Data from adult bilateral CI listeners were also collected for comparison. They showed no relative difficulty in performing the divided attention task compared with the NH listeners. This is consistent with the similar performance between these groups on the selective attention task performed in Goupell et al. (2016). The CI listeners had average performance similar to the NH listeners at the matched channel conditions (8 or 16 channels; see filled symbols in Fig. 2a). Comparison of the demographic information in Table 3 shows that for six listeners, durations of CI use were less than 6 years different across the ears, and the duration of deafness was the same except for S3. Therefore, these CI listeners could be argued to be a relatively symmetric group (e.g., compare against the CI listeners in Goupell, Stakhovskaya, et al., 2018). No formal statistical comparison was performed because of the age confound (young NH listeners compared with middle-aged and older CI listeners).

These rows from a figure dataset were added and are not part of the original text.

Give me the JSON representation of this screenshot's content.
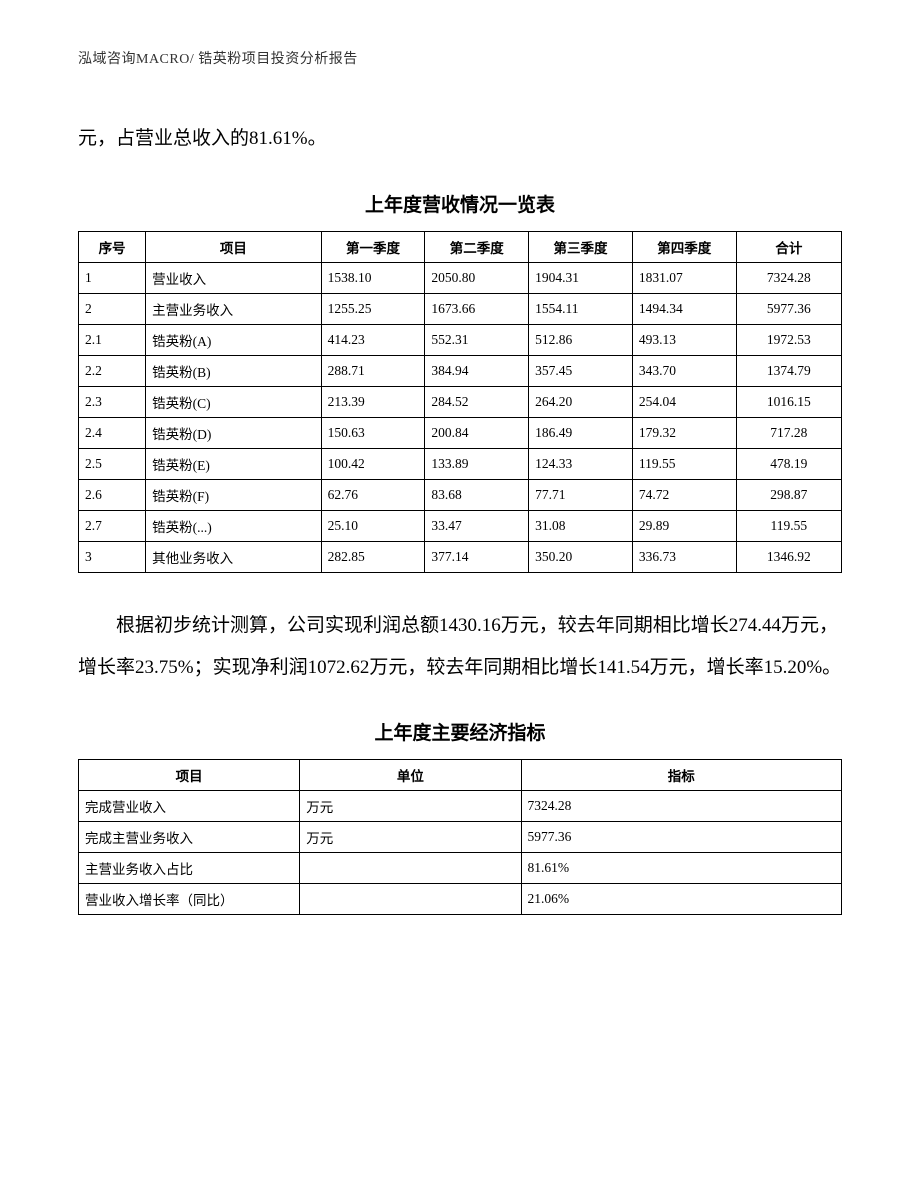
{
  "header": {
    "text": "泓域咨询MACRO/   锆英粉项目投资分析报告"
  },
  "para1": "元，占营业总收入的81.61%。",
  "table1": {
    "title": "上年度营收情况一览表",
    "columns": [
      "序号",
      "项目",
      "第一季度",
      "第二季度",
      "第三季度",
      "第四季度",
      "合计"
    ],
    "col_widths_pct": [
      8.8,
      23,
      13.6,
      13.6,
      13.6,
      13.6,
      13.8
    ],
    "border_color": "#000000",
    "font_size_pt": 10,
    "rows": [
      [
        "1",
        "营业收入",
        "1538.10",
        "2050.80",
        "1904.31",
        "1831.07",
        "7324.28"
      ],
      [
        "2",
        "主营业务收入",
        "1255.25",
        "1673.66",
        "1554.11",
        "1494.34",
        "5977.36"
      ],
      [
        "2.1",
        "锆英粉(A)",
        "414.23",
        "552.31",
        "512.86",
        "493.13",
        "1972.53"
      ],
      [
        "2.2",
        "锆英粉(B)",
        "288.71",
        "384.94",
        "357.45",
        "343.70",
        "1374.79"
      ],
      [
        "2.3",
        "锆英粉(C)",
        "213.39",
        "284.52",
        "264.20",
        "254.04",
        "1016.15"
      ],
      [
        "2.4",
        "锆英粉(D)",
        "150.63",
        "200.84",
        "186.49",
        "179.32",
        "717.28"
      ],
      [
        "2.5",
        "锆英粉(E)",
        "100.42",
        "133.89",
        "124.33",
        "119.55",
        "478.19"
      ],
      [
        "2.6",
        "锆英粉(F)",
        "62.76",
        "83.68",
        "77.71",
        "74.72",
        "298.87"
      ],
      [
        "2.7",
        "锆英粉(...)",
        "25.10",
        "33.47",
        "31.08",
        "29.89",
        "119.55"
      ],
      [
        "3",
        "其他业务收入",
        "282.85",
        "377.14",
        "350.20",
        "336.73",
        "1346.92"
      ]
    ]
  },
  "para2": "根据初步统计测算，公司实现利润总额1430.16万元，较去年同期相比增长274.44万元，增长率23.75%；实现净利润1072.62万元，较去年同期相比增长141.54万元，增长率15.20%。",
  "table2": {
    "title": "上年度主要经济指标",
    "columns": [
      "项目",
      "单位",
      "指标"
    ],
    "col_widths_pct": [
      29,
      29,
      42
    ],
    "border_color": "#000000",
    "font_size_pt": 10,
    "rows": [
      [
        "完成营业收入",
        "万元",
        "7324.28"
      ],
      [
        "完成主营业务收入",
        "万元",
        "5977.36"
      ],
      [
        "主营业务收入占比",
        "",
        "81.61%"
      ],
      [
        "营业收入增长率（同比）",
        "",
        "21.06%"
      ]
    ]
  },
  "style": {
    "page_bg": "#ffffff",
    "text_color": "#000000",
    "body_font_size_pt": 14,
    "title_font_size_pt": 14,
    "title_font_weight": "bold",
    "line_height": 2.2,
    "font_family": "SimSun"
  }
}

Dichotic listening becomes more difficult with age (Humes et al., 2006), and aging effects in binaural tasks have been recently reported (Bernstein et al., 2020). Note that asking our listeners to remember two sentences each with five keywords each put a massive demand on their short-term memory (see Baddeley et al., 2015, for a review). Demands on short-term memory likely exacerbate the age confound between our NH and CI listeners. Future work could consider using fewer keywords and providing age-matched controls to this task (Cleary et al., 2018).

Finally, it should be noted that symmetry in the CI listeners cannot fully be assumed. Monaural control measurements should be added using a relatively difficult open-set speech corpus. Doing so would allow us to evaluate the effect of asymmetry in the CI listeners (Bernstein et al., 2020; Goupell, Stakhovskaya, et al., 2018).

Experiment 3: Asymmetrical spectral shift

Speech degradation through a vocoder can occur with a number of different signal manipulations (Shannon et al., 1998). One of the most detrimental signal manipulations is to introduce frequency-to-place mismatch (Dorman et al., 1997; Rosen et al., 1999), which simulates shallow CI insertion depths (Landsberger et al., 2015). Therefore, we hypothesized that this type of degradation would produce similar asymmetries in the ability to selectively attend to an ear.